Fall 2023

Prototype an approach to fine-tune a large language model (LLM) to help diagnose areas to improve a specific writing product. For example, scientific papers require consistent language but in creative writing variety matters. Proposed steps are:

Writing Product: Coordinate with project mentors to choose a common and important writing product, such as a position paper or an academic conference. Identify/gather a rubric and a corpus.
Inject Bad Writing: For each element of the rubric, develop prompts for generative AI to decrease the quality of writing based on the rubric (i.e., make it worse). This will form a training data set of the good example and version worse on certain characteristics.
Fine Tune: Students will be expected to attempt to fine tune an LLM (e.g., LLAMA 2) based on this synthetically generated data
Evaluate: Research if tuning suggests better domain-specific areas to improve.

This project aligns with ongoing work with the USC Generative AI Center.

Build a multilingual decipherment system

Advisor: Jonathan May (Viterbi School of Engineering)
Students: Aman Kumar , bowen leng , Emerson Jin , Zijie Lei

We will build a working system that can decipher a letter substitution cipher into 14 languages and beyond, based on https://aclanthology.org/2021.acl-long.561/ then apply it to languages it has never seen

Building a Platform for NFL Data Insights

Advisor: Jeremy Abramson (Viterbi School of Engineering)
Students: Abhinav Arun , Anish Ari , Brad Powell , Tyler Pomposelli , Yitong Qian

Open source sports data such as the nflverse has lead to a massive increase in public sports analytics. But it’s still hard to process, subset, visualize and analyze this data. This project will build a general-purpose analysis platform and dashboard, similar to what many teams use internally. Using the nflfastr data, this platform will allow interested individuals to select the play parameters they’re interested in, and will provide relevant analysis, visualization and insight. Ideally, we’ll set up the dashboard on the internet, and open source the project, allowing others to expand the available datasets, analyses and visualizations.

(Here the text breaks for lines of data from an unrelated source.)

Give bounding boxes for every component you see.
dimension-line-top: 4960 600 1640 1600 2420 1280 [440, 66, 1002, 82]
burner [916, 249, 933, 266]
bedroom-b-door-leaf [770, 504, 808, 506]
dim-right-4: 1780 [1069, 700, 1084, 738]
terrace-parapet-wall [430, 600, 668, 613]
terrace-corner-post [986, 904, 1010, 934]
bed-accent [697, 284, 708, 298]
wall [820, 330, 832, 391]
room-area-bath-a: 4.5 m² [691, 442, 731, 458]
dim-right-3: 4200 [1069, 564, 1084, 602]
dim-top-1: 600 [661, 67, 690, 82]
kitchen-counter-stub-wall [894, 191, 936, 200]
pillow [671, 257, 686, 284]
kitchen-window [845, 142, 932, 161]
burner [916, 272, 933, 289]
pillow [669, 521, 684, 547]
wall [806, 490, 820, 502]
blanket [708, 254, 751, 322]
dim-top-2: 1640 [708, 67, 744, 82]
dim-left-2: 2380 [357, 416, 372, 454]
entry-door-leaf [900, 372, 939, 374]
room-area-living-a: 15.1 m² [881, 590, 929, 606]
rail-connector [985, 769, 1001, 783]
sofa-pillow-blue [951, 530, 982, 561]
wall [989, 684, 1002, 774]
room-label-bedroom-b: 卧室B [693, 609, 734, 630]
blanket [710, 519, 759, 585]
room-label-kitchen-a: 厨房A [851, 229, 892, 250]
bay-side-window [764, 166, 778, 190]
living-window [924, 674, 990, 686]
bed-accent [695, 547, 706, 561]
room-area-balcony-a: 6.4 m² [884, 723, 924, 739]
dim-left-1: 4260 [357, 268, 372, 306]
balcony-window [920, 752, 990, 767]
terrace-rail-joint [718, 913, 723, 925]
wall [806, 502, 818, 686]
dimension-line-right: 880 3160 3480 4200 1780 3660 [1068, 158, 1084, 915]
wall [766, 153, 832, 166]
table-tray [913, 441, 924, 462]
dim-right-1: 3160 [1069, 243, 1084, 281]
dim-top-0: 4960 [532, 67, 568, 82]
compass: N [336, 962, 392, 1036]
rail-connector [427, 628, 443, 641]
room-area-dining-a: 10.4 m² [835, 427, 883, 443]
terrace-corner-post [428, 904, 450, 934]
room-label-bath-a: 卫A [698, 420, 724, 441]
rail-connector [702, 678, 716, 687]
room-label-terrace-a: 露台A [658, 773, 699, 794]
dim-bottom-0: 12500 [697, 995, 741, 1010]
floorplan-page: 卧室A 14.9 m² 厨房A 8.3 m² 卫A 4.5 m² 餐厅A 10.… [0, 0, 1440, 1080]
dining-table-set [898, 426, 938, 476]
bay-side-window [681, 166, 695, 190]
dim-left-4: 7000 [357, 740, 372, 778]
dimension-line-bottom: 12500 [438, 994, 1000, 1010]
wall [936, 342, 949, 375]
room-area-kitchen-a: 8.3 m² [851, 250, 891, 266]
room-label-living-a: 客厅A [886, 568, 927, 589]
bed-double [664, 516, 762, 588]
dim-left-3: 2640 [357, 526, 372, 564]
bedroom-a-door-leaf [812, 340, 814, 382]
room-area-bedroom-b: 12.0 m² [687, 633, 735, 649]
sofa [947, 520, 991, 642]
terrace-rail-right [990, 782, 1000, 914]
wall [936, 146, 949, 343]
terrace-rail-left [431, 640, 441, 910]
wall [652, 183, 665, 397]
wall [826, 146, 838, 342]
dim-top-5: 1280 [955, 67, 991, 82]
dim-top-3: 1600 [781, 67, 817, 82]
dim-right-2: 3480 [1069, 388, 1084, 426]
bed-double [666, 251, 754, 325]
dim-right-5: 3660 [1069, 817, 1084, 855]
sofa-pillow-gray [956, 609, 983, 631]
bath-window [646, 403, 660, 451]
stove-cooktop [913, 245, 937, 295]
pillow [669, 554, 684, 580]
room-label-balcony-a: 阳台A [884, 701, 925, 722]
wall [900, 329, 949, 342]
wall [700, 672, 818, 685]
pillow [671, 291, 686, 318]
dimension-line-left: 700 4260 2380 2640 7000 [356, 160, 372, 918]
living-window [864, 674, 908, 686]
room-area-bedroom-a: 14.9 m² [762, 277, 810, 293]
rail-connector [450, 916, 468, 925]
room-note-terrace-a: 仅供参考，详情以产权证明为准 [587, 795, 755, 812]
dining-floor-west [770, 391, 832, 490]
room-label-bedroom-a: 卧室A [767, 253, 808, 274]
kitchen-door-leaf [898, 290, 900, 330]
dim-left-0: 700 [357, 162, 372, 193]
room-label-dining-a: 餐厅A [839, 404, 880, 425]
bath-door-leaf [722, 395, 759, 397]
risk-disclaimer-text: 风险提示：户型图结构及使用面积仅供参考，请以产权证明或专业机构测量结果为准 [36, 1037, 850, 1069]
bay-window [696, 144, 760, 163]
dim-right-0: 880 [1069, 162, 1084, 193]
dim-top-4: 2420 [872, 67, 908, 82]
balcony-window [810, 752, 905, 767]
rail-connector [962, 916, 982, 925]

Does Municipal Broadband Deliver as Promised? An examination of broadband pricing and household adoption in areas served by muni networks.

Advisor: Hernan Galperin (Annenberg School for Communication and Journalism)
Students: Menghan Jiao , Ming Shan Lee , Yinuo Chen

Broadband networks owned and/or operated by local governments (“muni networks”) are increasingly seen as a key tool to close the digital divide in Internet availability and adoption. There is however only anecdotal evidence about whether muni networks deliver on the promise of more affordable broadband in communities of little interest to traditional ISPs - typically disadvantaged communities. Taking advantage of the greater level of resolution in the new FCC broadband availability maps, this project will examine broadband pricing and adoption at the address level in areas served by muni networks, using a matched sample of comparable areas as a reference point. The goal of the project is to empirically assert whether muni networks are delivering on the promise of more affordable services, and whether this results in more household adoption than expected. The project is a component of an ongoing collaboration with digital equity advocacy organizations.